When you work with sessions and notebooks in Athena for Spark, you can use Linux Foundation Delta Lake, Apache Hudi, and Apache Iceberg tables, in addition to Apache Hive tables.

Considerations and limitations

When you use table formats other than Apache Hive with Athena for Spark, consider the following points:

  • In addition to Apache Hive, only one table format is supported per notebook. To use multiple table formats in Athena for Spark, create a separate notebook for each table format. For information about creating notebooks in Athena for Spark, see Creating your own notebook.

  • The Delta Lake, Hudi, and Iceberg table formats have been tested on Athena for Spark by using Amazon Glue as the metastore. You might be able to use other metastores, but such usage is not currently supported.

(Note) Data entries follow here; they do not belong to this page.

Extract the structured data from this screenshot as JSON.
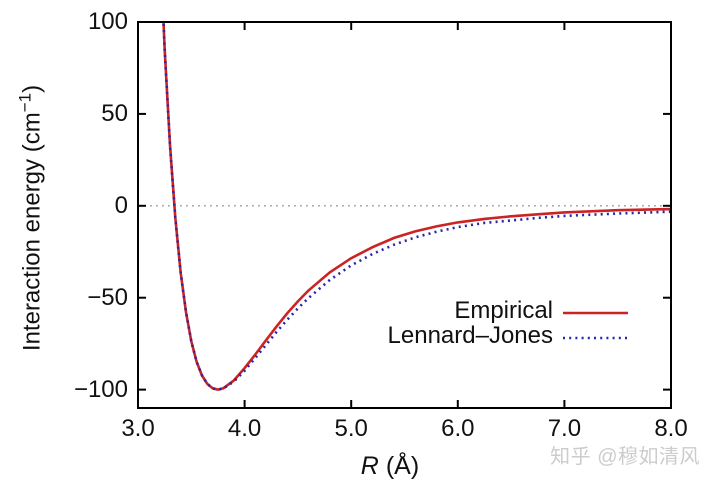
{
  "chart_data": {
    "type": "line",
    "title": "",
    "xlabel": "R (Å)",
    "ylabel": "Interaction energy (cm⁻¹)",
    "xlim": [
      3.0,
      8.0
    ],
    "ylim": [
      -110,
      100
    ],
    "grid": false,
    "zero_line": {
      "show": true,
      "color": "#999999",
      "style": "dotted"
    },
    "legend_position": "inside-right-center",
    "xticks": {
      "values": [
        3.0,
        4.0,
        5.0,
        6.0,
        7.0,
        8.0
      ],
      "labels": [
        "3.0",
        "4.0",
        "5.0",
        "6.0",
        "7.0",
        "8.0"
      ]
    },
    "yticks": {
      "values": [
        100,
        50,
        0,
        -50,
        -100
      ],
      "labels": [
        "100",
        "50",
        "0",
        "−50",
        "−100"
      ]
    },
    "x": [
      3.2,
      3.25,
      3.3,
      3.35,
      3.4,
      3.45,
      3.5,
      3.55,
      3.6,
      3.65,
      3.7,
      3.75,
      3.8,
      3.9,
      4.0,
      4.1,
      4.2,
      4.3,
      4.4,
      4.5,
      4.6,
      4.8,
      5.0,
      5.2,
      5.4,
      5.6,
      5.8,
      6.0,
      6.25,
      6.5,
      6.75,
      7.0,
      7.5,
      8.0
    ],
    "series": [
      {
        "name": "Empirical",
        "color": "#cc2222",
        "line_style": "solid",
        "values": [
          152.8,
          84.9,
          33.0,
          -6.4,
          -36.0,
          -57.9,
          -73.7,
          -84.8,
          -92.3,
          -96.9,
          -99.3,
          -100.0,
          -99.3,
          -95.0,
          -88.3,
          -80.9,
          -73.2,
          -65.6,
          -58.5,
          -52.0,
          -46.0,
          -36.2,
          -28.5,
          -22.5,
          -17.5,
          -13.9,
          -11.2,
          -9.0,
          -7.1,
          -5.7,
          -4.6,
          -3.6,
          -2.4,
          -1.8
        ]
      },
      {
        "name": "Lennard–Jones",
        "color": "#2626a8",
        "line_style": "dotted",
        "values": [
          152.8,
          84.9,
          33.0,
          -6.4,
          -36.0,
          -57.9,
          -73.7,
          -84.8,
          -92.3,
          -96.9,
          -99.3,
          -100.0,
          -99.4,
          -95.6,
          -89.7,
          -82.8,
          -75.7,
          -68.6,
          -62.0,
          -55.8,
          -50.1,
          -40.3,
          -32.4,
          -26.2,
          -21.2,
          -17.2,
          -14.1,
          -11.6,
          -9.3,
          -8.0,
          -6.6,
          -5.5,
          -4.2,
          -3.2
        ]
      }
    ],
    "annotations": {
      "minimum": {
        "x": 3.75,
        "y": -100
      }
    }
  },
  "labels": {
    "ylabel_prefix": "Interaction energy (cm",
    "ylabel_sup": "−1",
    "ylabel_suffix": ")",
    "xlabel_var": "R",
    "xlabel_rest": "(Å)"
  },
  "watermark": {
    "text": "知乎 @穆如清风",
    "color": "#cccccc"
  }
}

  • To use the additional table formats, override the default spark_catalog property, as indicated in the Athena console and in this documentation. These non-Hive catalogs can read Hive tables, in addition to their own table formats.

Table versions

The following table shows supported non-Hive table versions in Amazon Athena for Apache Spark.

Table format Supported version
Apache Iceberg 1.2.1
Apache Hudi 0.13
Linux Foundation Delta Lake 2.0.2

In Athena for Spark, these table format .jar files and their dependencies are loaded onto the classpath for Spark drivers and executors.